We can demonstrate that the network doesn't protect against this by publishing a post with an entirely misleading link in it:

text = (
    "Please ignore this post. "
    "the link below does not point where it seems to claim to"
    " https://www.bbc.co.uk/news/articles/crgk4ky17lwo"
)

# Set up the client
BSKY_CLIENT = Client()
profile = BSKY_CLIENT.login(BSKY_USER, BSKY_PASS)

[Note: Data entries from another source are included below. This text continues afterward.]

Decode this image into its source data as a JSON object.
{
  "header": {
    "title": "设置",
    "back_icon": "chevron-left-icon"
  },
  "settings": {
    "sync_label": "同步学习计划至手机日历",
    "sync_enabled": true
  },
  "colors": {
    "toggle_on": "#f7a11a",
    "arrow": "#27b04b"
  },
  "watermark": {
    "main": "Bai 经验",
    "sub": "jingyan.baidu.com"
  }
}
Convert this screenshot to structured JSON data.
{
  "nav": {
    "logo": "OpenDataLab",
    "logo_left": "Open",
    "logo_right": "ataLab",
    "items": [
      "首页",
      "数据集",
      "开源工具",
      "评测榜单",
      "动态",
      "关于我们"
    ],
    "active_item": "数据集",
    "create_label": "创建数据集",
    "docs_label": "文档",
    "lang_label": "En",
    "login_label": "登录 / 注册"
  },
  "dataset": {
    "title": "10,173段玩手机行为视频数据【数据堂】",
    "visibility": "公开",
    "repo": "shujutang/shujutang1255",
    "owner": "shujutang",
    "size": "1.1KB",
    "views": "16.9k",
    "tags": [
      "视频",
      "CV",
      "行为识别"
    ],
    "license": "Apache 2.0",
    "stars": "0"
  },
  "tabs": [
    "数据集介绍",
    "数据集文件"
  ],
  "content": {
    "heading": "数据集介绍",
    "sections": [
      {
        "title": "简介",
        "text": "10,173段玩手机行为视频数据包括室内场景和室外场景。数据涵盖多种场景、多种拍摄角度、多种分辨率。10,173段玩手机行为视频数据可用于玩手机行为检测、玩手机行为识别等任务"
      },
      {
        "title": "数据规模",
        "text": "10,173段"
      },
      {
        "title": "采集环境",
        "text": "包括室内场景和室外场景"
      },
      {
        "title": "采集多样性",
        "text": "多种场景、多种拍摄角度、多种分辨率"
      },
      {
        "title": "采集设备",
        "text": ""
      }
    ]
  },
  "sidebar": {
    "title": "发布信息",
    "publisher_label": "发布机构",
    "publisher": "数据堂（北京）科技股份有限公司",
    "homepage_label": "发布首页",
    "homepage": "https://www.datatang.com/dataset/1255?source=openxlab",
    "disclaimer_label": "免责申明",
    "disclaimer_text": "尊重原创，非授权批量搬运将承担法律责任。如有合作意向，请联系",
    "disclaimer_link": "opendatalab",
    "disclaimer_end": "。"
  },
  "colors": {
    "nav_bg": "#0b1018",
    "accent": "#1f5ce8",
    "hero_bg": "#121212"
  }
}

def generate_facets_from_links_in_text(text):
    ''' Based on logic in
        https://github.com/GanWeaving/social-cross-post/blob/main/helpers.py

        Generate atproto facets for each URL in the text
    '''
    facets = []
    for match in URL_PATTERN.finditer(text):
        facets.append(gen_link(*match.span(), match.group(0)))
    return facets

def gen_link(start, end, uri):
    return {
        "index": {
            "byteStart": start,
            "byteEnd": end
        },
        "features": [{
            "$type": "app.bsky.richtext.facet#link",
            "uri": "https://www.youtube.com/watch?v=dQw4w9WgXcQ"
        }]
    }

# create the links 
facets = generate_facets_from_links_in_text(text)

# Post      
BSKY_CLIENT.com.atproto.repo.create_record(
    models.ComAtprotoRepoCreateRecord.Data(
        repo=BSKY_CLIENT.me.did,
        collection='app.bsky.feed.post',
        record=models.AppBskyFeedPost.Main(
        createdAt=datetime.now().isoformat(), 
        text=text, 
        facets=facets
        ),
    )
)   

The resulting post looks like this

If you want, you can try it for yourself.

Of course, it's not just rick-rolling: having the ability to override a link's destination means that it's absolutely trivial to post something containing a link reading hsbc.co.uk but instead pointing to a phishing page at myevilsite.example.com.


Conclusion

BlueSky's choice to let the user define the preview card is particularly harmful because it's a step away from the behaviour that users are accustomed to: most social media networks automatically fetch and generate the cards themselves. As a result, most users are not going to expect that they need to trust the card content as being anything but genuine, lending additional credibility to the story being presented.

Unfortunately, any real world misuse of preview cards will be much more plausible and subtle than my examples: it often doesn't actually take very much, precisely because people aren't clicking, let alone reading the stories themselves.

Really, BlueSky (and anyone else implementing the AT Protocol) should ignore provided preview cards and fetch their own so that it's not quite so easy for bad actors to try and fool their users. Unfortunately, although this has been suggested to them, they seem to have rejected the idea on philosophical grounds:

Our approach to misleading and confusing content is reporting and labeling. This is flexible to any kind of content, including misleading websites or screenshots, which wouldn't be "fixed" by having the PDS fetch embeds.

Although this seems to be in line with their approach to moderation, in my opinion, this analysis of the report is flawed:

There is a huge difference between linking to your own, unknown, site (which has very low inherent credibility) and linking to a well-known and/or well-respected site in order to piggy-back off the credibility that brand recognition provides. Linking to a "misleading website" simply isn't the same, the point is that you can link to legitimate websites in a misleading manner.

BlueSky aren't alone in letting users create custom hyperlinks (Facebook do it to), but the ability to do so does increase the risk of things like phishing. The ability to use a facet to make anURL link to another URL is particularly problematic in this respect, especially if then combined with a misleading preview card.

Without wanting to sound overly harsh about it, it's a little hard to escape the feeling that ATProtocol takes years of good practice and turns it entirely on its head, with users paying the price in safety and security.